While it's common and trivial to move container images between machines (viz docker push and docker pull), it's less easy to move containers between machines. This isn't generally a problem for moving processes as these (config aside) are stateless and easy to move and recreate, but your data is state and you want to be able to move this data easily (for backups, recovery) and increasingly to move amongst a dynamic pool of nodes that perform processing upon it.

Less importantly but not unimportantly, it's relatively easy to perform the equivalent of a rm -rf * with Docker by removing containers (docker container rm ...) and thereby deleting the application and your data.

David Maze On

The two very most basic considerations you should have here:

  1. Whenever a container gets deleted, everything in the container filesystem is lost.
  2. It's extremely common to delete containers; it's required to change many startup options or to update a container to a newer image.

So you don't really want to keep anything "in the container" as its primary data storage: it's inaccessible from outside the container, and will get lost the next time there's a critical security update and you must delete the container.
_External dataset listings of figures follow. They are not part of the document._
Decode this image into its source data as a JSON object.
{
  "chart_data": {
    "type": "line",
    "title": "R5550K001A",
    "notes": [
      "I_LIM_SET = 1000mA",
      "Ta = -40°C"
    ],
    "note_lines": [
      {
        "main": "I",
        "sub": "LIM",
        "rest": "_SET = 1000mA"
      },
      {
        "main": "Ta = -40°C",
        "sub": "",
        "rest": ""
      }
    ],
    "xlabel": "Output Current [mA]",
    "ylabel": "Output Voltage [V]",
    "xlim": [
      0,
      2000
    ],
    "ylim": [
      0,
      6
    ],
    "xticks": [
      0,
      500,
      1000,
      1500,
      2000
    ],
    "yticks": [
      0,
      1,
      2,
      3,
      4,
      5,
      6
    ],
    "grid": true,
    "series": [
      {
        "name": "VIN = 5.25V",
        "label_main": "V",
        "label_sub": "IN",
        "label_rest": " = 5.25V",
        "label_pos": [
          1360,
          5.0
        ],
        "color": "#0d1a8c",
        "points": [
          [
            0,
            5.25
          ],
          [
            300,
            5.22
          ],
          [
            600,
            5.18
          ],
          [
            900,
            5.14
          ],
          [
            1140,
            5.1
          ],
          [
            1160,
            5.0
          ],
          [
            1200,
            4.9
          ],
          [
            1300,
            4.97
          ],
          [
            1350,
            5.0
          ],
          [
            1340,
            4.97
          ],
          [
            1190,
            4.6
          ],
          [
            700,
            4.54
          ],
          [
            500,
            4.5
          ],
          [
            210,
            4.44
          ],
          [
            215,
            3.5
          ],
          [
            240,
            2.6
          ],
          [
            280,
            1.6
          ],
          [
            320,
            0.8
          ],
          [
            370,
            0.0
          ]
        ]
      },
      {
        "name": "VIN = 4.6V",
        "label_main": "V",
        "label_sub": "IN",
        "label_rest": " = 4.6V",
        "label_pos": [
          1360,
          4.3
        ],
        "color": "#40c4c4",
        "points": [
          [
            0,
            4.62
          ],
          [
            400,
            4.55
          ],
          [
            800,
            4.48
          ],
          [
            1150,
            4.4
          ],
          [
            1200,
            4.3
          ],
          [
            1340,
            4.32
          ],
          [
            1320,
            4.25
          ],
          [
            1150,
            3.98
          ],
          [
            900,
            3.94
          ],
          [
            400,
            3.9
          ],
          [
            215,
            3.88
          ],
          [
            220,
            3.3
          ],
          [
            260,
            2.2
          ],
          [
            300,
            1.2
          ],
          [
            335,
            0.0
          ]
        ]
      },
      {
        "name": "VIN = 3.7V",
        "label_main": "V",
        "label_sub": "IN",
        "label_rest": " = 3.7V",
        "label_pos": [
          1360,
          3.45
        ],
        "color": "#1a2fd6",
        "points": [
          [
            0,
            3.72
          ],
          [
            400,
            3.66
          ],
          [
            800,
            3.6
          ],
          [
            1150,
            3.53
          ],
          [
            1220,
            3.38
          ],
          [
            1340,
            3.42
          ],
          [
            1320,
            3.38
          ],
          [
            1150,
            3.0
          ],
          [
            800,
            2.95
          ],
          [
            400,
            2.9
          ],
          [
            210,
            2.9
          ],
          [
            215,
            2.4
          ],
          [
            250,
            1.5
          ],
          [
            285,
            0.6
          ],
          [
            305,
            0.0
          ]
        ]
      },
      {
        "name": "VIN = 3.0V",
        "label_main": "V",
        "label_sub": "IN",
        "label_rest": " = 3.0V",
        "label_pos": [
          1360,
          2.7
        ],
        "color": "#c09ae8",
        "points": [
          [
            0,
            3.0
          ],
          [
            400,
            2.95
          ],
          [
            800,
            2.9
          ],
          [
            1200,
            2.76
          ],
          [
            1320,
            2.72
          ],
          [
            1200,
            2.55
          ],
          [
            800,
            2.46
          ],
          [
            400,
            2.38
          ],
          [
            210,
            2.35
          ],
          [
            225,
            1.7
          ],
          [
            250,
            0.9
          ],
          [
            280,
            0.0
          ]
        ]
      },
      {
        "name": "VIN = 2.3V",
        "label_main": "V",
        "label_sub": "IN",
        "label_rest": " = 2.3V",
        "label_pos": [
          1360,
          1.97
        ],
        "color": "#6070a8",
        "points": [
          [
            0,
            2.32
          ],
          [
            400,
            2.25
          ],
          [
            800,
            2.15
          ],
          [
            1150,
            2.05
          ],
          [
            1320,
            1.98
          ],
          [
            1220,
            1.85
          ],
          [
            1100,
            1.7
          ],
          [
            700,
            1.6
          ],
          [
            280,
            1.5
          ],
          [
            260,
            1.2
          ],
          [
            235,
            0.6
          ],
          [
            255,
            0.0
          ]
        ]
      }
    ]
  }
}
In plain Docker, I'd suggest keeping

...in the image: your actual application (the compiled binary or its interpreted source as appropriate; this does not go in a volume)

...in the container: /tmp

...in a bind-mounted host directory: configuration files you need to push into the container at startup time; directories of log files produced by the container (things where you as an operator need to directly interact with the files)

...in either a named volume or bind-mounted host directory: persistent data the container records in the filesystem

On this last point, consider trying to avoid this layer altogether; keeping data in a database running "somewhere else" (could be another container, a cloud service like RDS, ...) simplifies things like backups and simplifies running multiple replicas of the same service. A host directory is easier to back up, but on some environments (MacOS) it's unacceptably slow.

My answers don't change here for "production" vs. "non-production" or "critical" vs. "non-critical", with limited exceptions you can justify by saying "it's okay if I lose this data" ("because it's not the master copy of it").